Intervista a Margaret Atwood autrice di L’ultimo degli uomini ISBN:8879286560

In uno scenario apocalittico, dove la Terra è sconvolta da una catastrofe planetaria, si muove un unico sopravvissuto. Insieme a lui due esseri apparentemente umani ma creati artificialmente. Come si è giunti a tutto questo? Ce lo racconta il protagonista di L’ultimo degli uomini, il nuovo romanzo della canadese Margaret Atwood. Attraverso il racconto della sua vita, che coincide con il processo di distruzione del pianeta e della razza umana, il lettore assiste a un intenso e archetipico rapporto di amore e amicizia tra due uomini e una donna. Violentissimi sono gli attacchi dell’autrice a quella scienza che rinuncia a una visione umana del mondo, che dimentica e annulla l’esigenza più profonda dell’umanità: la spiritualità in tutte le sue molteplici espressioni. Così ne ha parlato Margaret Atwood a Infinitestorie.it

D. Come è nata l’idea di scrivere questo romanzo?

R. Era il marzo del 2001 ed ero in viaggio per promuovere il mio romanzo L’assassino cieco. Durante una tappa in Australia ho avuto la possibilità di visitare un grande riserva naturale del Queensland dove, per migliaia di anni, gli aborigeni avevano convissuto in armonia con la natura. Rimasi colpita dall’osservazione del fatto che l’Australia costituisce una specie di microsistema nel quale basta distruggere una piccola parte di habitat per far morire una specie. Così una notte iniziai a trascrivere le mie riflessioni e proprio allora cominciarono a prendere forma Oryx e Crake, i protagonisti di L’ultimo degli uomini.

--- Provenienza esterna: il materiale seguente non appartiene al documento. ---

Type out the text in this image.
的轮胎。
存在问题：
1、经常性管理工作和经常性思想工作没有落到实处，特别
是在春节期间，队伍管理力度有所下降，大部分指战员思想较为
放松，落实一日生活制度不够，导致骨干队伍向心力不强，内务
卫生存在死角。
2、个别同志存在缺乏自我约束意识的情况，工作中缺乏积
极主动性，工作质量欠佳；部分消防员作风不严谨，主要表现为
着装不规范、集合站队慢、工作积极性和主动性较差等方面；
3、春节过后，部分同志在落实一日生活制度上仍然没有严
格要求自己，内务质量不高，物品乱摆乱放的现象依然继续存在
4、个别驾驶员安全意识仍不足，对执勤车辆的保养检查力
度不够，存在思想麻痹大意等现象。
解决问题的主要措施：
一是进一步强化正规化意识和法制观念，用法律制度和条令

D. Che cosa accadde, quindi?

R. Come capita per la stesura di tutti i miei romanzi, parto proprio dai personaggi e lascio che la trama si formi a poco a poco e che emerga con tutti i suoi complessi intrecci. Credo che gli scrittori siano come i giocatori d’azzardo: a volte vincono, altre perdono.

D. Lei proviene da una famiglia di biologi, che cosa l’ha spinta a dedicarsi alla letteratura invece di seguire le orme dei suoi genitori?

R. Mio padre era un ricercatore, botanico e biologo che amava molto anche la lettura di opere di narrativa, storia e poesia. Mio fratello e io eravamo entrambi bravi sia in scienze sia in letteratura inglese, per cui ci erano aperte entrambe le strade. Lui è poi diventato biologo. D’altra parte ho una zia che scrive libri per ragazzi. Sono convinta che scienza e narrativa si pongano entrambe domande tipo “Che cosa succederebbe se..?” “Perché?” “Come funziona questo?”

D. In L’ultimo degli uomini si leggono diversi attacchi alla scienza. Come mai?

R. Non voglio che questo mio romanzo sia considerato contrario alla scienza. La scienza è un mezzo per conoscere il mondo che ci circonda, e come tutti i mezzi può essere usata per bassi fini, può essere venduta e comprata, come spesso accade, ma in se stessa non è un mezzo cattivo: è neutrale, come l’elettricità. Come ha sempre scritto ogni poeta, da Yeats a Blake, la forza che muove il mondo è il cuore umano, sono le emozioni. E queste ultime diventano sempre più forti. È l’odio a distruggere le città, non le bombe. Mi chiedo allora se come specie abbiamo la maturità emotiva e la saggezza indispensabili per fare buon uso di questi mezzi tanto potenti. E sfido ad alzare la mano per rispondere che le abbiamo.

D. Quale sarà l’argomento del suo prossimo romanzo?

R. Come posso sapere che cosa scriverò in futuro? È un’ossessione. L’unica cosa che si impara quando si scrive un romanzo è come scrivere quel particolare libro. Se mai ho imparato qualcosa dal mio mestiere, è che i progetti che rappresentano una sfida sono quelli che sento l’esigenza di seguire. Esistono libri più “sicuri”, ma se inizio a scriverne uno così, di solito finisco con il lasciarlo incompleto.